Despite exhibiting oncogenic events, patient's leukemia cells are responsive and dependent on signals from their malignant bone marrow (BM) microenvironment, which modulate their survival, cell cycle progression, trafficking and resistance to chemotherapy. Identification of the signaling pathways mediating this leukemia/microenvironment interplay is critical for the development of novel molecular targeted therapies.We observed that primary leukemia B-cell precursors aberrantly express receptors of the BAFF-system, BAFF-R, BCMA, and TACI. These receptors are functional as their ligation triggers activation of NF-κB, MAPK/JNK, and Akt signaling. Leukemia cells express surface BAFF and APRIL ligands, and soluble BAFF is significantly higher in leukemia patients in comparison to age-matched controls. Interestingly, leukemia cells also express surface APRIL, which seems to be encoded by APRIL-δ, a novel isoform that lacks the furin convertase domain. Importantly, we observed BM microenvironmental cells express the ligands BAFF and APRIL, including surface and secreted BAFF by BM endothelial cells. Functional studies showed that signals through BAFF-system receptors impact the survival and basal proliferation of leukemia B-cell precursors, and support the involvement of both homotypic and heterotypic mechanisms.This study shows an unforeseen role for the BAFF-system in the biology of precursor B-cell leukemia, and suggests that the target disruption of BAFF signals may constitute a valid strategy for the treatment of this cancer.

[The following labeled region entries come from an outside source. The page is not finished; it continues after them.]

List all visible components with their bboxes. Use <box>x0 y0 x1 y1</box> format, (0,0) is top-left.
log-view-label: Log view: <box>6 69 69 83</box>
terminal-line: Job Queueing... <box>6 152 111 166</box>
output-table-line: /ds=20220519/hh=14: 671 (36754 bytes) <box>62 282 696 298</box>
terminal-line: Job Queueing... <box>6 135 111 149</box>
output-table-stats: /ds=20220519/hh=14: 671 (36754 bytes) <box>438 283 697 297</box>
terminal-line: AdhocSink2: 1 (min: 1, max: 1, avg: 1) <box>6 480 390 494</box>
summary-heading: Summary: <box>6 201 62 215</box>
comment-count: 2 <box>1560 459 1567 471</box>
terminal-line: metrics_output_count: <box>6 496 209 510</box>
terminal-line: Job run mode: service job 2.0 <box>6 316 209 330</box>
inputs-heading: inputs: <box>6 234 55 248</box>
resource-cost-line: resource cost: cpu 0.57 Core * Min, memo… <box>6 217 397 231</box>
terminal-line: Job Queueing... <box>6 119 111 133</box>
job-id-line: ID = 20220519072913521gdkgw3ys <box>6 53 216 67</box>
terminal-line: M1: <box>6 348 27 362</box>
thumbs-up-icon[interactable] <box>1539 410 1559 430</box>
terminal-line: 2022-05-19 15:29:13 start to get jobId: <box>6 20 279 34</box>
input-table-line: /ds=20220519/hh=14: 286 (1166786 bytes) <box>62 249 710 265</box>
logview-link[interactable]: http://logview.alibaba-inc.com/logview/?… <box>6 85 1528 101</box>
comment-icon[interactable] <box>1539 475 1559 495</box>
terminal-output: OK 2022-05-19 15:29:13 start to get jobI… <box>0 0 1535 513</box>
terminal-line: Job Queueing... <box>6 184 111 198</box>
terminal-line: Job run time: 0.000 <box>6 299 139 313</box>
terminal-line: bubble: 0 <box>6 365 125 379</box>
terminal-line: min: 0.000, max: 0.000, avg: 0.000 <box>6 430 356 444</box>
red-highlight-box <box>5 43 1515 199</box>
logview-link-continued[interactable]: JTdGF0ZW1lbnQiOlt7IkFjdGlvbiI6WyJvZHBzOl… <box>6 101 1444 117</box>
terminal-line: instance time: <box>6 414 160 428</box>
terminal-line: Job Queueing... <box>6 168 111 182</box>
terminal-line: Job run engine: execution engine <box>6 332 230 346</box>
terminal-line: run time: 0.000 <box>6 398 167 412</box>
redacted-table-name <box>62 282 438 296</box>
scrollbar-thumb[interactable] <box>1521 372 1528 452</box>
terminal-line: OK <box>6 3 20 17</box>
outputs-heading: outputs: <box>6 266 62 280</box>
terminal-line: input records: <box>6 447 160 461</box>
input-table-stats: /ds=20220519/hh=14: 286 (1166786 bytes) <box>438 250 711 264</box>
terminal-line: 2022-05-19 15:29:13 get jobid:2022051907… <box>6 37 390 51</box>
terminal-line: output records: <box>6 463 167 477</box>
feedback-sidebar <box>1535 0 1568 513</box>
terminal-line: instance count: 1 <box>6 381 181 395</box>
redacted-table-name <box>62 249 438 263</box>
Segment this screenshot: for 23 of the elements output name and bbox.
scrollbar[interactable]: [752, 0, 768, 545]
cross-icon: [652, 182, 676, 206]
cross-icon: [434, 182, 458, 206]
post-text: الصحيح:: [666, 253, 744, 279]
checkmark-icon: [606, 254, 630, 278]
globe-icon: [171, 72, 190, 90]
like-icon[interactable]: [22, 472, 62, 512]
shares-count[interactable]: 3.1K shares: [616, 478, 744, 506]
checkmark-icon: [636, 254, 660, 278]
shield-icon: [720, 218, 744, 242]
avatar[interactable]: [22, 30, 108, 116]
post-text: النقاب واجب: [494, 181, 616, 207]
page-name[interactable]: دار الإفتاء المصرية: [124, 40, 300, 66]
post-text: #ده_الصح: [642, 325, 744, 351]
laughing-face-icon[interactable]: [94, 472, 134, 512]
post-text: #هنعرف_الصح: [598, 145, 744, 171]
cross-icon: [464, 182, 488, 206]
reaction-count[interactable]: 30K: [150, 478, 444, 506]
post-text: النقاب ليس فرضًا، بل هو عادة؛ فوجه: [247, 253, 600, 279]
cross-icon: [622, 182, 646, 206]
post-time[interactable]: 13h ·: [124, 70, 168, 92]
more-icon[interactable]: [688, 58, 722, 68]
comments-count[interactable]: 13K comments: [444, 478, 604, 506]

Targeting of active mTOR inhibits primary leukemia T cells and synergizes with cytotoxic drugs and signaling inhibitors.

OBJECTIVE: Rationally designed therapies aim at the specific disruption of critical signaling pathways activated by malignant transformation or signals from the tumor microenvironment. Because mammalian target of rapamycin (mTOR) is an important signal integrator and a key translational regulator, we evaluated its potential involvement in T-cell acute lymphoblastic leukemia (T-ALL) and whether mTOR blockade synergizes with chemotherapeutic agents or other signaling antagonists to inhibit primary leukemia T cells. MATERIALS AND METHODS: mTOR signaling status was assessed using biochemical, immunostaining, and molecular regulation studies and functional assays performed to assess the impact of mTOR blockade on T-ALL proliferation, survival, and cell cycle. RESULTS: We observed that mTOR signaling is highly activated in all T-ALL patients tested, with phosphorylation of its downstream substrates eIF4G and S6 ribosomal protein. mTOR activation was detected in vivo and was further increased in vitro by stimulation with interleukin-7, a potentially leukemogenic cytokine normally produced by the bone marrow microenvironment. In T-ALL cells, mTOR blockade was associated with accumulation of the cyclin-dependent kinase inhibitor p27(kip1), which preferentially adopted a nuclear localization. Functional studies using rapamycin or CCI-779 showed a dominant inhibitory effect of mTOR blockade on interleukin-7-induced proliferation, survival, and cell-cycle progression of T-ALL cells. Furthermore, mTOR blockade markedly potentiated the antileukemia effects of dexamethasone and doxorubicin, and showed highly synergistic interactions in combination with specific inhibitors of phosphatidylinositol 3-kinase/Akt and Janus kinase 3 signaling. CONCLUSIONS: This study shows activation of mTOR signaling in primary T-ALL cells evolving in the leukemic bone marrow, and supports the inclusion of mTOR antagonists in current therapeutic regimens for this cancer.